If the client is ok with the amount of the quote then I ask for a deposit before I start work. This allows me to dedicate the time needed to work in order to complete the project in a timely manner.
I believe in the once concept approach. This means that when it comes to deliver the final product the client isn't going to have to make a choice between 2 or more concepts. I believe that if the client is paying me to provide a design solution then it's my job to do so. As a result, I spend a large portion of the time working out ideas.
My strategy for design is to try everything, no matter how silly it seems in your head. I do what is essentially a brain dump on paper. Based on the goals that have been defined, I start drawing whatever ideas pop into my head. I feel like if I don't try everything, I will miss on a great idea.

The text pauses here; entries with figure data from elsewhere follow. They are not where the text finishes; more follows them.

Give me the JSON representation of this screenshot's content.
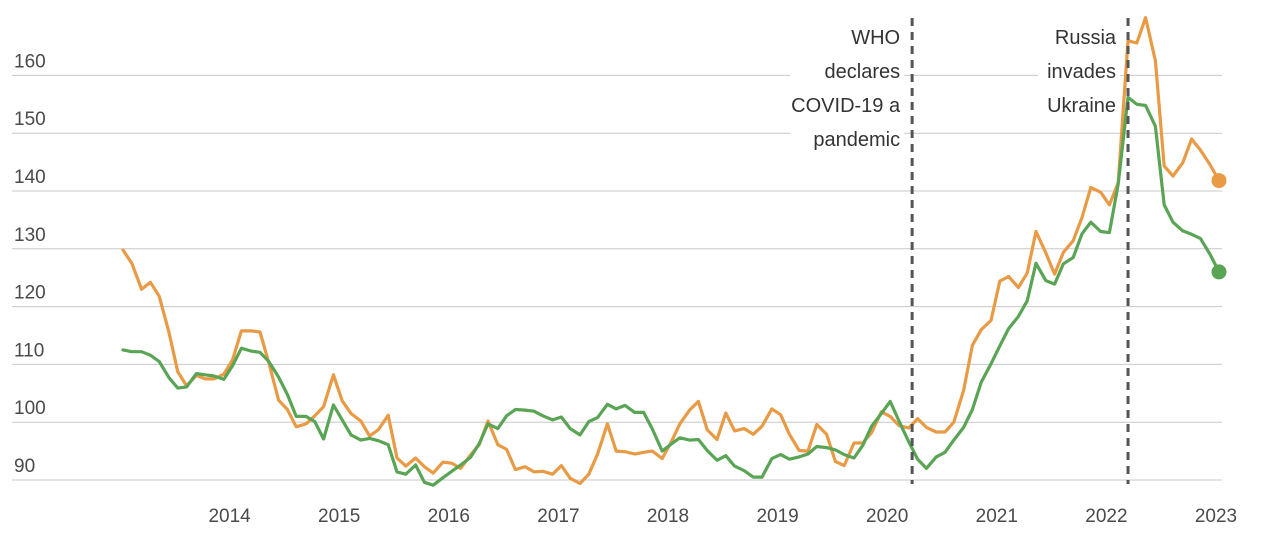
{
  "chart_data": {
    "type": "line",
    "title": "",
    "xlabel": "",
    "ylabel": "",
    "ylim": [
      88,
      170
    ],
    "xlim": [
      2012.9,
      2023.2
    ],
    "y_ticks": [
      90,
      100,
      110,
      120,
      130,
      140,
      150,
      160
    ],
    "y_tick_labels": [
      "90",
      "100",
      "110",
      "120",
      "130",
      "140",
      "150",
      "160"
    ],
    "x_ticks": [
      2014,
      2015,
      2016,
      2017,
      2018,
      2019,
      2020,
      2021,
      2022,
      2023
    ],
    "x_tick_labels": [
      "2014",
      "2015",
      "2016",
      "2017",
      "2018",
      "2019",
      "2020",
      "2021",
      "2022",
      "2023"
    ],
    "grid": true,
    "legend": "none",
    "events": [
      {
        "x": 2020.2,
        "lines": [
          "WHO",
          "declares",
          "COVID-19 a",
          "pandemic"
        ]
      },
      {
        "x": 2022.17,
        "lines": [
          "Russia",
          "invades",
          "Ukraine"
        ]
      }
    ],
    "series": [
      {
        "color": "#e89a45",
        "end_marker": true,
        "points": [
          [
            2013.0,
            129.8
          ],
          [
            2013.08,
            127.5
          ],
          [
            2013.17,
            123
          ],
          [
            2013.25,
            124.2
          ],
          [
            2013.33,
            121.8
          ],
          [
            2013.42,
            115.5
          ],
          [
            2013.5,
            108.7
          ],
          [
            2013.58,
            106.3
          ],
          [
            2013.67,
            108.1
          ],
          [
            2013.75,
            107.5
          ],
          [
            2013.83,
            107.5
          ],
          [
            2013.92,
            108.3
          ],
          [
            2014.0,
            110.8
          ],
          [
            2014.08,
            115.8
          ],
          [
            2014.17,
            115.8
          ],
          [
            2014.25,
            115.6
          ],
          [
            2014.33,
            110.3
          ],
          [
            2014.42,
            103.8
          ],
          [
            2014.5,
            102.2
          ],
          [
            2014.58,
            99.2
          ],
          [
            2014.67,
            99.7
          ],
          [
            2014.75,
            101.1
          ],
          [
            2014.83,
            102.7
          ],
          [
            2014.92,
            108.2
          ],
          [
            2015.0,
            103.7
          ],
          [
            2015.08,
            101.5
          ],
          [
            2015.17,
            100.2
          ],
          [
            2015.25,
            97.6
          ],
          [
            2015.33,
            98.7
          ],
          [
            2015.42,
            101.2
          ],
          [
            2015.5,
            93.8
          ],
          [
            2015.58,
            92.4
          ],
          [
            2015.67,
            93.8
          ],
          [
            2015.75,
            92.3
          ],
          [
            2015.83,
            91.2
          ],
          [
            2015.92,
            93.1
          ],
          [
            2016.0,
            92.9
          ],
          [
            2016.08,
            92
          ],
          [
            2016.17,
            94.3
          ],
          [
            2016.25,
            96.1
          ],
          [
            2016.33,
            100.2
          ],
          [
            2016.42,
            96.1
          ],
          [
            2016.5,
            95.3
          ],
          [
            2016.58,
            91.8
          ],
          [
            2016.67,
            92.3
          ],
          [
            2016.75,
            91.4
          ],
          [
            2016.83,
            91.5
          ],
          [
            2016.92,
            91
          ],
          [
            2017.0,
            92.5
          ],
          [
            2017.08,
            90.3
          ],
          [
            2017.17,
            89.4
          ],
          [
            2017.25,
            91
          ],
          [
            2017.33,
            94.5
          ],
          [
            2017.42,
            99.7
          ],
          [
            2017.5,
            95
          ],
          [
            2017.58,
            94.9
          ],
          [
            2017.67,
            94.5
          ],
          [
            2017.75,
            94.8
          ],
          [
            2017.83,
            95
          ],
          [
            2017.92,
            93.7
          ],
          [
            2018.0,
            96.5
          ],
          [
            2018.08,
            99.7
          ],
          [
            2018.17,
            102.1
          ],
          [
            2018.25,
            103.6
          ],
          [
            2018.33,
            98.7
          ],
          [
            2018.42,
            97
          ],
          [
            2018.5,
            101.6
          ],
          [
            2018.58,
            98.5
          ],
          [
            2018.67,
            98.9
          ],
          [
            2018.75,
            97.9
          ],
          [
            2018.83,
            99.3
          ],
          [
            2018.92,
            102.3
          ],
          [
            2019.0,
            101.3
          ],
          [
            2019.08,
            97.9
          ],
          [
            2019.17,
            95.1
          ],
          [
            2019.25,
            95
          ],
          [
            2019.33,
            99.6
          ],
          [
            2019.42,
            97.9
          ],
          [
            2019.5,
            93.2
          ],
          [
            2019.58,
            92.5
          ],
          [
            2019.67,
            96.4
          ],
          [
            2019.75,
            96.4
          ],
          [
            2019.83,
            98.2
          ],
          [
            2019.92,
            101.8
          ],
          [
            2020.0,
            101
          ],
          [
            2020.08,
            99.4
          ],
          [
            2020.17,
            99
          ],
          [
            2020.25,
            100.6
          ],
          [
            2020.33,
            99.1
          ],
          [
            2020.42,
            98.3
          ],
          [
            2020.5,
            98.3
          ],
          [
            2020.58,
            100
          ],
          [
            2020.67,
            105.5
          ],
          [
            2020.75,
            113.3
          ],
          [
            2020.83,
            116
          ],
          [
            2020.92,
            117.6
          ],
          [
            2021.0,
            124.4
          ],
          [
            2021.08,
            125.2
          ],
          [
            2021.17,
            123.3
          ],
          [
            2021.25,
            125.8
          ],
          [
            2021.33,
            133
          ],
          [
            2021.42,
            129.3
          ],
          [
            2021.5,
            125.6
          ],
          [
            2021.58,
            129.4
          ],
          [
            2021.67,
            131.4
          ],
          [
            2021.75,
            135.4
          ],
          [
            2021.83,
            140.6
          ],
          [
            2021.92,
            139.8
          ],
          [
            2022.0,
            137.6
          ],
          [
            2022.08,
            141.4
          ],
          [
            2022.17,
            166
          ],
          [
            2022.25,
            165.6
          ],
          [
            2022.33,
            170
          ],
          [
            2022.42,
            162.5
          ],
          [
            2022.5,
            144.3
          ],
          [
            2022.58,
            142.6
          ],
          [
            2022.67,
            144.9
          ],
          [
            2022.75,
            149
          ],
          [
            2022.83,
            147.1
          ],
          [
            2022.92,
            144.5
          ],
          [
            2023.0,
            141.8
          ]
        ]
      },
      {
        "color": "#5aa455",
        "end_marker": true,
        "points": [
          [
            2013.0,
            112.5
          ],
          [
            2013.08,
            112.2
          ],
          [
            2013.17,
            112.2
          ],
          [
            2013.25,
            111.6
          ],
          [
            2013.33,
            110.5
          ],
          [
            2013.42,
            107.7
          ],
          [
            2013.5,
            105.9
          ],
          [
            2013.58,
            106.1
          ],
          [
            2013.67,
            108.4
          ],
          [
            2013.75,
            108.2
          ],
          [
            2013.83,
            108
          ],
          [
            2013.92,
            107.4
          ],
          [
            2014.0,
            109.8
          ],
          [
            2014.08,
            112.8
          ],
          [
            2014.17,
            112.3
          ],
          [
            2014.25,
            112.1
          ],
          [
            2014.33,
            110.5
          ],
          [
            2014.42,
            107.8
          ],
          [
            2014.5,
            104.8
          ],
          [
            2014.58,
            101
          ],
          [
            2014.67,
            101
          ],
          [
            2014.75,
            100.1
          ],
          [
            2014.83,
            97.1
          ],
          [
            2014.92,
            103
          ],
          [
            2015.0,
            100.4
          ],
          [
            2015.08,
            97.8
          ],
          [
            2015.17,
            96.9
          ],
          [
            2015.25,
            97.2
          ],
          [
            2015.33,
            96.8
          ],
          [
            2015.42,
            96.1
          ],
          [
            2015.5,
            91.4
          ],
          [
            2015.58,
            91
          ],
          [
            2015.67,
            92.6
          ],
          [
            2015.75,
            89.6
          ],
          [
            2015.83,
            89.1
          ],
          [
            2015.92,
            90.4
          ],
          [
            2016.0,
            91.5
          ],
          [
            2016.08,
            92.6
          ],
          [
            2016.17,
            93.9
          ],
          [
            2016.25,
            96.3
          ],
          [
            2016.33,
            99.7
          ],
          [
            2016.42,
            98.9
          ],
          [
            2016.5,
            101.1
          ],
          [
            2016.58,
            102.2
          ],
          [
            2016.67,
            102.1
          ],
          [
            2016.75,
            101.9
          ],
          [
            2016.83,
            101.1
          ],
          [
            2016.92,
            100.4
          ],
          [
            2017.0,
            100.9
          ],
          [
            2017.08,
            98.9
          ],
          [
            2017.17,
            97.8
          ],
          [
            2017.25,
            100.1
          ],
          [
            2017.33,
            100.8
          ],
          [
            2017.42,
            103.1
          ],
          [
            2017.5,
            102.3
          ],
          [
            2017.58,
            102.9
          ],
          [
            2017.67,
            101.7
          ],
          [
            2017.75,
            101.7
          ],
          [
            2017.83,
            98.8
          ],
          [
            2017.92,
            95
          ],
          [
            2018.0,
            96.2
          ],
          [
            2018.08,
            97.3
          ],
          [
            2018.17,
            96.9
          ],
          [
            2018.25,
            97
          ],
          [
            2018.33,
            95.1
          ],
          [
            2018.42,
            93.4
          ],
          [
            2018.5,
            94.2
          ],
          [
            2018.58,
            92.4
          ],
          [
            2018.67,
            91.6
          ],
          [
            2018.75,
            90.5
          ],
          [
            2018.83,
            90.5
          ],
          [
            2018.92,
            93.7
          ],
          [
            2019.0,
            94.4
          ],
          [
            2019.08,
            93.6
          ],
          [
            2019.17,
            94
          ],
          [
            2019.25,
            94.5
          ],
          [
            2019.33,
            95.8
          ],
          [
            2019.42,
            95.6
          ],
          [
            2019.5,
            95.2
          ],
          [
            2019.58,
            94.4
          ],
          [
            2019.67,
            93.8
          ],
          [
            2019.75,
            96
          ],
          [
            2019.83,
            99.3
          ],
          [
            2019.92,
            101.5
          ],
          [
            2020.0,
            103.6
          ],
          [
            2020.08,
            100.2
          ],
          [
            2020.17,
            96.6
          ],
          [
            2020.25,
            93.6
          ],
          [
            2020.33,
            92
          ],
          [
            2020.42,
            94
          ],
          [
            2020.5,
            94.8
          ],
          [
            2020.58,
            96.9
          ],
          [
            2020.67,
            99.1
          ],
          [
            2020.75,
            102.2
          ],
          [
            2020.83,
            106.9
          ],
          [
            2020.92,
            110.1
          ],
          [
            2021.0,
            113.2
          ],
          [
            2021.08,
            116.2
          ],
          [
            2021.17,
            118.3
          ],
          [
            2021.25,
            121
          ],
          [
            2021.33,
            127.5
          ],
          [
            2021.42,
            124.5
          ],
          [
            2021.5,
            123.9
          ],
          [
            2021.58,
            127.4
          ],
          [
            2021.67,
            128.5
          ],
          [
            2021.75,
            132.6
          ],
          [
            2021.83,
            134.6
          ],
          [
            2021.92,
            133
          ],
          [
            2022.0,
            132.8
          ],
          [
            2022.08,
            141.2
          ],
          [
            2022.17,
            156.2
          ],
          [
            2022.25,
            155
          ],
          [
            2022.33,
            154.8
          ],
          [
            2022.42,
            151.2
          ],
          [
            2022.5,
            137.6
          ],
          [
            2022.58,
            134.6
          ],
          [
            2022.67,
            133.1
          ],
          [
            2022.75,
            132.5
          ],
          [
            2022.83,
            131.8
          ],
          [
            2022.92,
            129
          ],
          [
            2023.0,
            126
          ]
        ]
      }
    ]
  }
}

While these drawings are all very rough, they give me a good visualization of what may or may not work.
#4 NARROWING IT DOWN
When I feel like I have 2 or 3 solid starting points, I then start to flesh those ideas out. I spend a lot of time reworking the concepts, and mixing and matching ideas. The objective is to narrow down to a single concept that best meets the project goals. It's a lot of trial and error, but it results in something that I feel is a superior product.
It all culminates in the final sketch. This is more detailed and defined than the previous drawings because this is what I will work off for the final product. At this stage I also start putting together a color scheme on the computer that I will use when it comes time to creating the final product.
#5 CREATING THE FINAL PRODUCT
First thing's first, I scan the final sketch onto my computer. I don't often trace the sketch, because I feel like it constrains the final product too much. I simply like to have it up on the screen for quick reference. The reason I like to have the color scheme defined ahead of time is so I can start to give the icon color as I start putting it together in Sketch.
When I've finished drawing the icon, I then go through to fix any issues there might be. Nearly every time I create an icon there are some nasty half-pixels that need to be taken care of before I can call it a finished product. I go through and check the size and position of every shape and line, and fix any of those values that aren't whole numbers. I pride myself in producing pixel-perfect designs.
When the final product is completed, I write up a case study that I then send to the client alongside the final invoice for the remainder of the amount quoted (after the deposit). The case study informs the client on the decisions I made throughout the design process, and explains why the final product meets the goals of the project.
Once the final invoice is paid I send the final product in the required formats and sizes.